On Monday, family, friends, and countless fans mourned the loss of the legendary king of Marvel, Stan Lee.
With superheroes like Black Panther, the Hulk, the X-Men, and Spider-Man, Lee revolutionized pop culture using his own super power – his imagination.
Lee was as recognizable to comic book fans as the characters he created.
"I tried to keep him realistic and I don't know of anybody more realistic than I am. So whatever little things worried me, I'd have Spider-Man worry about them too," Lee said in 1986.
He was born Stanley Lieber on Dec. 28, 1922 in New York. He grew up in Washington Heights and graduated from Dewitt Clinton High School.
At the time, he decided to sign his comics "Stan Lee," as the profession wasn't as glamourous as it is today.
"I didn't want to be known by my regular name as a comic book writer, because it was embarrassing," the Marvel icon once said.
When Lee was 16, he took a job as an assistant at a comic publisher that eventually grew into Marvel Comics. Lee would rise to become its president.
But in 1998, Marvel forced Lee out. He spent years in lawsuits with Marvel and Disney – their new owner - to get a share of the profits from movies and TV shows that were based on his characters.
Lee went on to start his own companies and even joined forces with his longtime rivals at DC Comics; putting his own spin on their superheroes including Batman and Wonder Woman.
"I think you never outgrow your love for things that are that colorful and things that are bigger than life. Along comes superhero comics. They're really, I think, fairytales for grown-ups," Lee said in 2014.
He thought he'd move on to more serious writing, but ultimately embraced his role as the ultimate character creator.
He made frequent cameos in the movies based on his characters. His famous appearances in every Marvel movie – including this summer's blockbuster Avengers: Infinity War – became some of the most anticipated moments for fans.
Those who worked with Lee in Hollywood also reacted to the icon's death. Several of his "Avengers" took to social media to honor him.
Actor Chris Evans, who plays Captain America in the Marvel films wrote, "there will never be another Stan Lee." He ended the tweet with Lee's famous catchphrase, "excelsior!"
Robert Downey Jr., who has player Iron Man since 2008, posted a picture of himself and Lee with a large heart saying, "I owe it all to you, rest in peace Stan."
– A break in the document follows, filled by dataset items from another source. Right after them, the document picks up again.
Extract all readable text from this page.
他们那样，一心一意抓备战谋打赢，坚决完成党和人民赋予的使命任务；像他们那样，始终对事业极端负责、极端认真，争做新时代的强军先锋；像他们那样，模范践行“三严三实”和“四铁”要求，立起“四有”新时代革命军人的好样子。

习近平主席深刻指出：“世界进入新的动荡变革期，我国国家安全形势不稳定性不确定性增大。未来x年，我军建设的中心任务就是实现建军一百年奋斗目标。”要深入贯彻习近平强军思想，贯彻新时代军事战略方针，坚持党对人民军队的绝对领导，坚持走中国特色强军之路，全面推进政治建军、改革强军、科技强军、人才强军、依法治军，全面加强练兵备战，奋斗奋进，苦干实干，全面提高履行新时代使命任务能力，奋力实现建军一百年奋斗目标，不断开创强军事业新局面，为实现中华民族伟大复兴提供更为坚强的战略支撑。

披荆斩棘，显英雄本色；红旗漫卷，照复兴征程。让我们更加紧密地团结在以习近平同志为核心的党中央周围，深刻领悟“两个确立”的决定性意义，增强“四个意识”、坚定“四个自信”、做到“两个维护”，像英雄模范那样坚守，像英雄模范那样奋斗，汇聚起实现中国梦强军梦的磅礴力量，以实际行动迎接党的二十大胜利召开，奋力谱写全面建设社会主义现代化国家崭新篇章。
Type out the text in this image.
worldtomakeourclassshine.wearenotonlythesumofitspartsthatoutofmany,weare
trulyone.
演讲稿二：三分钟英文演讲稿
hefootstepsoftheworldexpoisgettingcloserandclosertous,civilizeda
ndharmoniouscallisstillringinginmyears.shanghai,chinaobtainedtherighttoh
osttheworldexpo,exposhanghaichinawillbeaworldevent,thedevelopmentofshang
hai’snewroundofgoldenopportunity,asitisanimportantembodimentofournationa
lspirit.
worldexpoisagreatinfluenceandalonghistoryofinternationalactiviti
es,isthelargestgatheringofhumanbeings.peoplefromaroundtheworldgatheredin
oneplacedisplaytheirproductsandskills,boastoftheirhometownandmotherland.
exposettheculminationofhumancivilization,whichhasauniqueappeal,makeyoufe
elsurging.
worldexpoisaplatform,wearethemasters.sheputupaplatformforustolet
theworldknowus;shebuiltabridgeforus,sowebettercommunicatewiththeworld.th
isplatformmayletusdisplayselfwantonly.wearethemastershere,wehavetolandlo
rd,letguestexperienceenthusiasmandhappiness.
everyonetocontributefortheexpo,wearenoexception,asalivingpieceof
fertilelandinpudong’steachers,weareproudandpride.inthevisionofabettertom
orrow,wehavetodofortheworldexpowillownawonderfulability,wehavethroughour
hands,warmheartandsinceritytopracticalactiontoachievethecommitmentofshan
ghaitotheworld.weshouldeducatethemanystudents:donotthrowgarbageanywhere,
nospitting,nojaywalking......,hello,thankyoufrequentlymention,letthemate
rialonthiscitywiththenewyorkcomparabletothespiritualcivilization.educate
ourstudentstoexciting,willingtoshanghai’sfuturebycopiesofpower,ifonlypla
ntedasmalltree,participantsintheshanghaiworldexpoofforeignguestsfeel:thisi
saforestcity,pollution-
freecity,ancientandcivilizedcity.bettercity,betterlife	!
Actress Evangeline Lilly, who recently joined the Marvel universe as The Wasp, added "Stan...more than a master of stories, you always seemed like a master of living. I will look to you for inspiration for the rest of my life. Your wasp!"
Stan Lee was 95 years old. His wife of 69 years, Joan, died last year at the age of 93. Lee is survived by his daughter, Joanie, and his brother, Larry Lieber, who also worked in comics.